Clearly, Isaac was old enough and strong enough to run away or keep from being bound and placed on the altar. He went willingly, presumably resting on the tremendous faith of his father that God would raise him from the dead. 13 Jesus said he laid down his life willingly, following the charge he received from his Father, knowing that he would be raised to life. 14
Jesus went willingly onto the cross to die.

  • Isaac was raised from the dead (figuratively) on the third day.

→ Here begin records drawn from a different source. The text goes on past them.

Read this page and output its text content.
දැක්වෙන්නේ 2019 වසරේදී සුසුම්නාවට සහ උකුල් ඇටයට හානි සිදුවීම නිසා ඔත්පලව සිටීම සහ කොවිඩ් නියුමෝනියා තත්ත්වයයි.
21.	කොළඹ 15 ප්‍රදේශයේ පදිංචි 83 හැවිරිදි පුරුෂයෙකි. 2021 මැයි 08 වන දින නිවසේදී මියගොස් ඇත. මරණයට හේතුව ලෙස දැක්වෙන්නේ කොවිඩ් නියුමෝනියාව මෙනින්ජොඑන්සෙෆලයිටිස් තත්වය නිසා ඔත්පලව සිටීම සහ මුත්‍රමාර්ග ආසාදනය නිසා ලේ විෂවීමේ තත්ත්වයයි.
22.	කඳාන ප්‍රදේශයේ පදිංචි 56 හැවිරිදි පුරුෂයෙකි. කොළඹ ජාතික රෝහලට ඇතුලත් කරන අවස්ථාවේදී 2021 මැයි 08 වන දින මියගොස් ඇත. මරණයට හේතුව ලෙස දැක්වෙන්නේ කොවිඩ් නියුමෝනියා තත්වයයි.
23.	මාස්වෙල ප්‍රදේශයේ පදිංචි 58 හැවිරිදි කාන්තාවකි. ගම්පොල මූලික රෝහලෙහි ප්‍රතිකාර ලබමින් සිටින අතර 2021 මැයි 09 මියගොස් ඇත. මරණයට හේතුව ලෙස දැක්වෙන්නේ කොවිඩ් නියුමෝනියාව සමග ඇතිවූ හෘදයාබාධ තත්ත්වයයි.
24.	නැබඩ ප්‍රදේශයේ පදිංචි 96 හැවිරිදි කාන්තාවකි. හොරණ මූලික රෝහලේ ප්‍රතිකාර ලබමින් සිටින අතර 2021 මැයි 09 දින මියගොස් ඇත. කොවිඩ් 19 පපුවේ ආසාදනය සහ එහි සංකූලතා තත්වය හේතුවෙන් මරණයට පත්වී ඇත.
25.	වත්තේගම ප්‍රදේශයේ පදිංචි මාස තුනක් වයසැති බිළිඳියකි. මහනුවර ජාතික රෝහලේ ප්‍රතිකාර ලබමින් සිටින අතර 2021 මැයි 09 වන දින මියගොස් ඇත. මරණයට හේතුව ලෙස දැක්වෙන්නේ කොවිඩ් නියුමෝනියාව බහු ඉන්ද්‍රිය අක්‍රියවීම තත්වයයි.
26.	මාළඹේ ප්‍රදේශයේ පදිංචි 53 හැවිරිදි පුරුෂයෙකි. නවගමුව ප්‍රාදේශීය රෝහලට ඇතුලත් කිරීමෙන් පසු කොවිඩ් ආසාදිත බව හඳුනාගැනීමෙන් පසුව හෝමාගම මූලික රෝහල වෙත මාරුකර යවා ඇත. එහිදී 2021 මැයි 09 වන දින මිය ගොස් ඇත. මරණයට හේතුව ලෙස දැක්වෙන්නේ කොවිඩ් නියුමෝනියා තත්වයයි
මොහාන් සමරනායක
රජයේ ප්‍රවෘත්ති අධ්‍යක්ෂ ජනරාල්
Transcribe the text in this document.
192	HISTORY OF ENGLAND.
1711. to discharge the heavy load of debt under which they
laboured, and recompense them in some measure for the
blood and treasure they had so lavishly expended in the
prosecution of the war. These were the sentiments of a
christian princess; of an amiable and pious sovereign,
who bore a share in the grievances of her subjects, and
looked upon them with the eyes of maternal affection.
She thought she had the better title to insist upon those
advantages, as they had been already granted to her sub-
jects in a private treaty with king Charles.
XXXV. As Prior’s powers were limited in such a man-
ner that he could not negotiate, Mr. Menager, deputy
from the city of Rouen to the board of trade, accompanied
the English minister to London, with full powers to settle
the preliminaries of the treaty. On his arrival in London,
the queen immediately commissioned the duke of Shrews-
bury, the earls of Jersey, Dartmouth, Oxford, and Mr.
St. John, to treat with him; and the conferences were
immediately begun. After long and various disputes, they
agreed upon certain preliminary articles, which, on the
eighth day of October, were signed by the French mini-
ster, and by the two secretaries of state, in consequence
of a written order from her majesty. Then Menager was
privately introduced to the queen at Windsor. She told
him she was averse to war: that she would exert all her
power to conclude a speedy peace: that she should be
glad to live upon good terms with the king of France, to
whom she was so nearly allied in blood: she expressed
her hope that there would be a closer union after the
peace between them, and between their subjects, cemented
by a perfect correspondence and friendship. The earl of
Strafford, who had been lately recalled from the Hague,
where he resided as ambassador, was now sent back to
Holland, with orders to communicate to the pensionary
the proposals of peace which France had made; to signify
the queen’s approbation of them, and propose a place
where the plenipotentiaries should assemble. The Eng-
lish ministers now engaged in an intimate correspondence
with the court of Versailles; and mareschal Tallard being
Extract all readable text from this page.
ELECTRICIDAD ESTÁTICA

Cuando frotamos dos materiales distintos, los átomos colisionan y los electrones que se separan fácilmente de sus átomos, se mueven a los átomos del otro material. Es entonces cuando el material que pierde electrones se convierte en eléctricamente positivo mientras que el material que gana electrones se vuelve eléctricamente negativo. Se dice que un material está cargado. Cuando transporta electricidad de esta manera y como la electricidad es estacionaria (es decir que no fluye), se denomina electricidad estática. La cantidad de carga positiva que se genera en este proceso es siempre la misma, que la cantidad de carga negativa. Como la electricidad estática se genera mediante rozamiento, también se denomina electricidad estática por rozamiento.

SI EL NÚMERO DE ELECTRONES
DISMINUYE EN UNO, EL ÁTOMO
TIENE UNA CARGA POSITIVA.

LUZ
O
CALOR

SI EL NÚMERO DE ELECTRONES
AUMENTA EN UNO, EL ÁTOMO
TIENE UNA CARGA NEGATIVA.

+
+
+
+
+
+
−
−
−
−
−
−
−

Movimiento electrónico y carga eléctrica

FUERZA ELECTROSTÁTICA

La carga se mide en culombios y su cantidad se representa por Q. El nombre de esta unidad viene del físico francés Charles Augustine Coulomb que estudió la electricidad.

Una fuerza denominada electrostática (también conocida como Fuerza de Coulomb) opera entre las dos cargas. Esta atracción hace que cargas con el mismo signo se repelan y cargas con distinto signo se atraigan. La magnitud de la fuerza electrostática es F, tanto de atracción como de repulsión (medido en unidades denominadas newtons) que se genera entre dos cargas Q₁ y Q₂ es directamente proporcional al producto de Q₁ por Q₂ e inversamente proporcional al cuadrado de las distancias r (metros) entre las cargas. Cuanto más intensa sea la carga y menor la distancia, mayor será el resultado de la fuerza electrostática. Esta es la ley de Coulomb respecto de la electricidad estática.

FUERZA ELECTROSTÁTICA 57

It was “on the third day” that Abraham saw the place God told him to sacrifice Isaac and went and nearly did it. Hebrews 11:19 tells us that because Abraham offered Isaac up, believing that God could raise him from the dead, he figuratively did receive Isaac back from the dead. On the third day. Sound familiar? 15
Jesus was raised from the dead on the third day.


Substitutionary Atonement

So Isaac is clearly a type of Christ, but where do we see substitutionary atonement in this picture? It’s in the provision of the ram. Immediately after God told Abraham to stop, Abraham saw a ram caught in the thicket and offered it on the altar as a substitute for Isaac. Then Abraham called the place ”the LORD Provides.” 16

It was on this very mountain that the Temple was built many years later. 17 The Temple was the center of Jewish worship, the place where the sacrifices were made. Dr. Wechsler notes that the worshiper would bring the sacrifice so the only thing provided for the worshiper was atonement. We will look at the sacrificial system in another post, but *spoiler alert* it points to Christ. The point here is that Abraham’s naming this mountain “the LORD provides” is a significant foreshadowing of the provision God made for our atonement in His Son. His only Son whom He loved, yet offered up in our place. His Son who carried his cross and willingly died upon it…okay, you get it.

  1. Genesis 12:1-3
  2. Genesis 15:2-3, Genesis 16
  3. Genesis 17:16-17, 18:10-12
  4. Genesis 21:5-7
  5. Genesis 22:3
  6. These points are drawn from The Moody Bible Commentary (pages 80-82) in which Dr. Michael Wechsler writes the commentary on Genesis. All other references to Dr. Wechsler are from said portion.
  7. See Genesis 17:19 and Matthew 1:21.
  8. John 3:16 NIV. “Only son” = “Unique.” Isaac was not Abraham’s only son but he was the unique son who was to carry the line of promise. Jesus is not God’s only son–those who believe in him are also God’s children! But Jesus is the unique Son of God–God incarnate–the one who fulfills God’s promise of redemption. (See Wechsler, page 80.)
  9. See Matthew 3:17.
  10. John 19:16-17
  11. Genesis 22:8. Though most English translations render this statement in the future tense, Dr. Wechsler notes that in Hebrew, the same form is used for both present and future tenses. Because we know Abraham believed God would raise Isaac from the dead and certainly would not have lied to Isaac, this should be translated in the present tense with the understanding that Abraham was referring to Isaac as the lamb.
  12. See Genesis 22:7-8, John 1:29, Revelation 5:12.
  13. See above note regarding Abraham informing Isaac that he was the lamb.
  14. John 10:17-18
  15. See Genesis 22:4, Acts 10:40, Hebrews 11:19.
  16. See footnote 10 on Hebrew tenses.